- Coat of arms of Ireland
- Court: Supreme Court of Ireland
- Full case name: Meadows v Minister for Justice, Equality, and Law Reform
- Decided: 21 January 2010
- Citations: [2010] IESC 3; [2010] 2 IR 701; [2011] 2 ILRM 157

Case history
- Appealed from: Gilligan J (High Court) 4 November 2003

Court membership
- Judges sitting: Murray CJ, Kearns P, Denham J, Hardiman J, Fennelly J.

Case opinions
- Decision by: Murray CJ
- Concurrence: Fennelly J, Denham J, and Murray CJ
- Dissent: Hardiman J and Kearns P

Keywords
- judicial review; Proportionality (law); Immigration; Female genital mutilation;

= Meadows v Minister for Justice, Equality and Law Reform =

Irish Supreme Court case

In the case of Meadows v Minister for Justice, Equality, and Law Reform [2010] IESC 3; [2010] 2 IR 701; [2011] 2 ILRM 157, the Supreme Court of Ireland found that the proportionality test should be used when reviewing administrative actions that implicate fundamental rights protected by both the Irish Constitution and the European Convention on Human Rights. While the case concerned an application for judicial review of an asylum decision, the decision was described as carrying “implications for the whole body of Irish administrative law”.

== Background ==
The appellant in the case, Ms Meadows, was a Nigerian national who had sought refugee status. According to the appellant, she faced threats to her life in Nigeria and also feared being forced into an arranged marriage and being subjected to female genital mutilation (FGM) against her will. Ms Meadows was unsuccessful in her claim of refugee status and subsequently the Refugee Appeals Tribunal found that Ms Meadows was not a refugee within the meaning of section 2 the Refugee Act 1996 as amended, affirming the prior decision. While the Tribunal accepted that FGM constituted torture, the Tribunal found that the appellant had not “established a credible connection between her circumstances, on the one hand, and forced marriage and FGM on the other”.
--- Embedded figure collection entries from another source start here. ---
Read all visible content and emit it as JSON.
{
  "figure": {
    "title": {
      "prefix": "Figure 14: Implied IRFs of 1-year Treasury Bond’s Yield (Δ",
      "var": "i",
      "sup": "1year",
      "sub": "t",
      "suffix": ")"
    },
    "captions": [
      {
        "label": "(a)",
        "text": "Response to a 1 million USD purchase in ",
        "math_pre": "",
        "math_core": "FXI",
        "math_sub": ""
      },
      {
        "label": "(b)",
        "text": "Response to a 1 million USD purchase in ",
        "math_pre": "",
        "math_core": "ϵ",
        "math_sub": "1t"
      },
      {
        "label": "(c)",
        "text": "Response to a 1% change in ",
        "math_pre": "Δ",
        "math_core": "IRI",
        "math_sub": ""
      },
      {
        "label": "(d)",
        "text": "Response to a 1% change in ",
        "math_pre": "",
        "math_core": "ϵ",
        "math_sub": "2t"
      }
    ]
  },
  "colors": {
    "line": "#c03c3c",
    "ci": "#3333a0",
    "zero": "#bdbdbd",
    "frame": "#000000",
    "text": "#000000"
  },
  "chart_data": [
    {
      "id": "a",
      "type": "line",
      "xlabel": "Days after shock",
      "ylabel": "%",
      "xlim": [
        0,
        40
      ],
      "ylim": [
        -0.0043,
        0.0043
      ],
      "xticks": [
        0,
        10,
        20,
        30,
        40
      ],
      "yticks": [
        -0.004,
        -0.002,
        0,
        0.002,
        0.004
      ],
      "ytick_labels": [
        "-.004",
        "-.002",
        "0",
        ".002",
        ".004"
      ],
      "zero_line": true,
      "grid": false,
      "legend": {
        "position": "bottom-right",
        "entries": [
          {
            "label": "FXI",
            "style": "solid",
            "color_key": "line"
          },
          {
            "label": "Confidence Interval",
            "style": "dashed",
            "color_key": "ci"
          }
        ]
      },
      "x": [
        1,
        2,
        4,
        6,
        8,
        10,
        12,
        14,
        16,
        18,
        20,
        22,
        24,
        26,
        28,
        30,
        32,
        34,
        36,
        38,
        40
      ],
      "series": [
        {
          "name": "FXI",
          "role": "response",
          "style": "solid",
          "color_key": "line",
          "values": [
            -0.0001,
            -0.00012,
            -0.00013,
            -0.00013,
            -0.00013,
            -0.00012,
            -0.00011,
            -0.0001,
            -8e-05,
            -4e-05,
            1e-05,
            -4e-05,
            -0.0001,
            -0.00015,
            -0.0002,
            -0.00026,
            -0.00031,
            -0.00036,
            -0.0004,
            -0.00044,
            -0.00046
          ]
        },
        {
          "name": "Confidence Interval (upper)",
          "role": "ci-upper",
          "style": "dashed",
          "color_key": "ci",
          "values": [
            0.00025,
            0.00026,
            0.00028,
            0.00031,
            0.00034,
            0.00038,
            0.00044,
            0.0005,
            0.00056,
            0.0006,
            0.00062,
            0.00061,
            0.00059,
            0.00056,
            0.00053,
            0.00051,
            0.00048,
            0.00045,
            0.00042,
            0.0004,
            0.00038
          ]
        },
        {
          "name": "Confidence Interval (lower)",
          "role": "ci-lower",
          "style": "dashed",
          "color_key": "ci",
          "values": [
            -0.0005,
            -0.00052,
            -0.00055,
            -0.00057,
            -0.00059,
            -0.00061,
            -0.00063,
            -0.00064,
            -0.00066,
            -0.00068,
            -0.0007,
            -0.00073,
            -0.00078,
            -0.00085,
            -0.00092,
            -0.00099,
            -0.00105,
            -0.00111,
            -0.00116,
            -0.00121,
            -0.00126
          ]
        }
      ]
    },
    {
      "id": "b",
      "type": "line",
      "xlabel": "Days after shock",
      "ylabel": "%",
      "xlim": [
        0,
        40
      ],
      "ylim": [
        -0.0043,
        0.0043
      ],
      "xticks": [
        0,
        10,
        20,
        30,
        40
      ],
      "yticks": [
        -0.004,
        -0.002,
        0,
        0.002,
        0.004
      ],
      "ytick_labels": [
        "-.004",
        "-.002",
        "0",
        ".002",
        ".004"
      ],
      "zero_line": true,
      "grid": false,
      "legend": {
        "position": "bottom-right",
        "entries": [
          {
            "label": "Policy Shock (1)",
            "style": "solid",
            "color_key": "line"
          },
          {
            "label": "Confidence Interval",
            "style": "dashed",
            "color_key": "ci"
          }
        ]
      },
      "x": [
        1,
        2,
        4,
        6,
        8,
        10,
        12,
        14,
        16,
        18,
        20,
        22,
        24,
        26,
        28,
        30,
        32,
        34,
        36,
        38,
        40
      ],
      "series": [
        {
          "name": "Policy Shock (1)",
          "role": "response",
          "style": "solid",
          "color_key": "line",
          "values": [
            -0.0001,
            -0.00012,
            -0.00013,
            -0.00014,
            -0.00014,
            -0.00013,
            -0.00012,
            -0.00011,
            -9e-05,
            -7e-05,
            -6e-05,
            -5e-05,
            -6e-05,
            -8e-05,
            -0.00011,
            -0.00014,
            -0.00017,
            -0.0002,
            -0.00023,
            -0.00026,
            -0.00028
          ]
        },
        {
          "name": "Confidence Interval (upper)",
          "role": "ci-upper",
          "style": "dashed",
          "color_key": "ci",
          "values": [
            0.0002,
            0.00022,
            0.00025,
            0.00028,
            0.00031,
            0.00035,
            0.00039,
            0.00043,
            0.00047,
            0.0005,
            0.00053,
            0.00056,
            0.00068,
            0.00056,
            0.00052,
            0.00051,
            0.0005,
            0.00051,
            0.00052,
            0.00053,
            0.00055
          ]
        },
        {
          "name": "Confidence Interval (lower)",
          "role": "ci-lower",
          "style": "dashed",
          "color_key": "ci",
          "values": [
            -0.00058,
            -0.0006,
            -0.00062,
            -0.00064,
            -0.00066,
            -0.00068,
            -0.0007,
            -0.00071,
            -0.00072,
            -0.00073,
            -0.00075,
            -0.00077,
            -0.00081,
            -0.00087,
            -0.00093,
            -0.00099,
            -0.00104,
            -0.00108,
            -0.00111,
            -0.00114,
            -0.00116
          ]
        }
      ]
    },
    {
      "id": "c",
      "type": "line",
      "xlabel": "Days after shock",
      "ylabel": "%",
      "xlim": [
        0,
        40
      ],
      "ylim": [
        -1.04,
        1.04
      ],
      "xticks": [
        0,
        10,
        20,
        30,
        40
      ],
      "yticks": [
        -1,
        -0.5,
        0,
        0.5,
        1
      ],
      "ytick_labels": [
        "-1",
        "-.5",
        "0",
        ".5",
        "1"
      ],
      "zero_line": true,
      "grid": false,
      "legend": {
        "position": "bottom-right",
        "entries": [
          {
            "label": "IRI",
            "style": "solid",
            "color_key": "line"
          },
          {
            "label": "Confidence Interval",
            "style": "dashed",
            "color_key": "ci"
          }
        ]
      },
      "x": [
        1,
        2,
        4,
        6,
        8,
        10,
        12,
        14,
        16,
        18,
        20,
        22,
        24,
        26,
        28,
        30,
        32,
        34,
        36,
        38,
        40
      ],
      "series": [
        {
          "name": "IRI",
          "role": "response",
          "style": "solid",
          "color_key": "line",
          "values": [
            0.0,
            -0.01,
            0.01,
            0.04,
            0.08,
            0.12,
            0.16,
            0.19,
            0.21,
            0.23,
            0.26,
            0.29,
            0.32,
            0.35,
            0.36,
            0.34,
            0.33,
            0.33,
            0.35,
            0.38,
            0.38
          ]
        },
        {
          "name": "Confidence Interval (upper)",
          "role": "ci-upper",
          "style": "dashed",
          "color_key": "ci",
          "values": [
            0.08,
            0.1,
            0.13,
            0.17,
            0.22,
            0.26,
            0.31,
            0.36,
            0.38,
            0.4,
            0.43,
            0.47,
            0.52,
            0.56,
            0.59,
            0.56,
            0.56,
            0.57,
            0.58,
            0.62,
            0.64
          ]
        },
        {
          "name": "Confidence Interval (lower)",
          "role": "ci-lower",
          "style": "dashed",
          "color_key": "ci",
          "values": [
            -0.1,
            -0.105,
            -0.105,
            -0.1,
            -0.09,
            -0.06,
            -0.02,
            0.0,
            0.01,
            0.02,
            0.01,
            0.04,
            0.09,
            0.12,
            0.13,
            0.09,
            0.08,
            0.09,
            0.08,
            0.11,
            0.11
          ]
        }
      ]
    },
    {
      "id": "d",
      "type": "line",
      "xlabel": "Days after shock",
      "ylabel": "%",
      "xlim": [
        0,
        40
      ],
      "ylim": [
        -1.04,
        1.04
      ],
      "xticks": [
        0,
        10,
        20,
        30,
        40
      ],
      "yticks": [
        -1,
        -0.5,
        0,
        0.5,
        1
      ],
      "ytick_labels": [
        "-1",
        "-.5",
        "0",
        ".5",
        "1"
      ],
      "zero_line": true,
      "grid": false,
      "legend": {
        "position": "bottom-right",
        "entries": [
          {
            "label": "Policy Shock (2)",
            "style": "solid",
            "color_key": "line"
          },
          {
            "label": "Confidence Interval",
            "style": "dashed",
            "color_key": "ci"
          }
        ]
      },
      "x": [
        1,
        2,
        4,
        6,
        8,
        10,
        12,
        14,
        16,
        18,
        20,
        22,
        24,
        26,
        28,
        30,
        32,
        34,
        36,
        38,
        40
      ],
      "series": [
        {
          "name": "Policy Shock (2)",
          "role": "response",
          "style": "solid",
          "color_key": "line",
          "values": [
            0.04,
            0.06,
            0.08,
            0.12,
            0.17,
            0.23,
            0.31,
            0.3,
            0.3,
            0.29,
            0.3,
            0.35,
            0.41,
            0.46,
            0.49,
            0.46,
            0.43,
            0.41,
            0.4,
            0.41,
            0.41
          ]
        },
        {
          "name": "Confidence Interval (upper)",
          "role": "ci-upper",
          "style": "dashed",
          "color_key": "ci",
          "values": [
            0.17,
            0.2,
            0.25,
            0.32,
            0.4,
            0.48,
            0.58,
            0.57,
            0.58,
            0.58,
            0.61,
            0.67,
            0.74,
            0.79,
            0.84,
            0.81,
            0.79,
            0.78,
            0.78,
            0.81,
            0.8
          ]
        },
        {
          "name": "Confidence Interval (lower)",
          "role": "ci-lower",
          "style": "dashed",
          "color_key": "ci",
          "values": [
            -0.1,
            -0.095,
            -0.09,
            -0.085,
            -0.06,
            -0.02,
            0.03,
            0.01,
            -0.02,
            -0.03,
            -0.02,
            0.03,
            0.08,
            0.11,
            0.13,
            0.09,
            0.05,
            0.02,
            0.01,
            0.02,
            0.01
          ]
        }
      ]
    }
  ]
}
In response to a letter from the Minister for Justice giving notice of a proposed deportation order, counsel for the appellant made representations to the Minister, arguing that her removal would contravene Article 3 of the European Convention on Human Rights. The letter emphasised the request to be permitted to submit expert evidence on Nigeria that outlined the likelihood of subjection to FGM. The Minister's letter had confined itself to stating that he was satisfied that the provisions of section 5 (prohibition of refoulement) of the Refugee Act 1996 had been complied with. Without communicating further with the appellant or her legal representatives, the Minister made a formal deportation order.

The appellant sought judicial review of the deportation decision in the High Court. In order to be granted judicial review of the decision, “substantial grounds” would have to be established. There was “a point of contention” as regards the appropriate means by which grounds for review could be assessed. While some judges had considered applications for leave to challenge administrative decisions under the standard of “anxious scrutiny”, other judges had applied the standard of unreasonableness as laid down in O'Keeffe v An Bord Pleanála [1993] 1 IR 3. The High Court refused Ms Meadow's application for leave, but certified a point of law to the Supreme Court. The question was put: “In determining the reasonableness of an administrative decision which affects or concerns constitutional rights or fundamental rights, is it correct to apply the standard as set out in O'Keeffe v An Bord Pleanála?”

== Supreme Court ==
The question certified to the Supreme Court was much broader than Ms Meadow's application for leave. The decision would have relevance “to all administrative decisions, not just those in the field of immigration and asylum, and all constitutional or fundamental rights, not just those which might have been implicated in the instant case”. The decision of the Supreme Court was reached in a three to two majority decision, with the majority of the Court rejecting the “anxious scrutiny” standard and finding that proportionality was relevant to the assessment of reasonableness of administrative decisions affecting fundamental rights.

Following an assessment of the standards of review of administrative decisions in Ireland, Denham J asserted that where “fundamental rights are in issue, such rights form part of the constitutional jurisdiction of the court in which a reasonable decision is required to be made and, if made, analysed”. In considering the facts of Ms Meadow's appeal, Fennelly J referred to the absence of a reference in the decision of the Minister to relevant material concerning the prevalence of FGM in Nigeria. According to Fennelly J, “the difficulty posed by the form of the Minister’s decision is not merely his failure to provide reason for his decision, though that is undoubtedly the case, but that the decision is defective as a result”.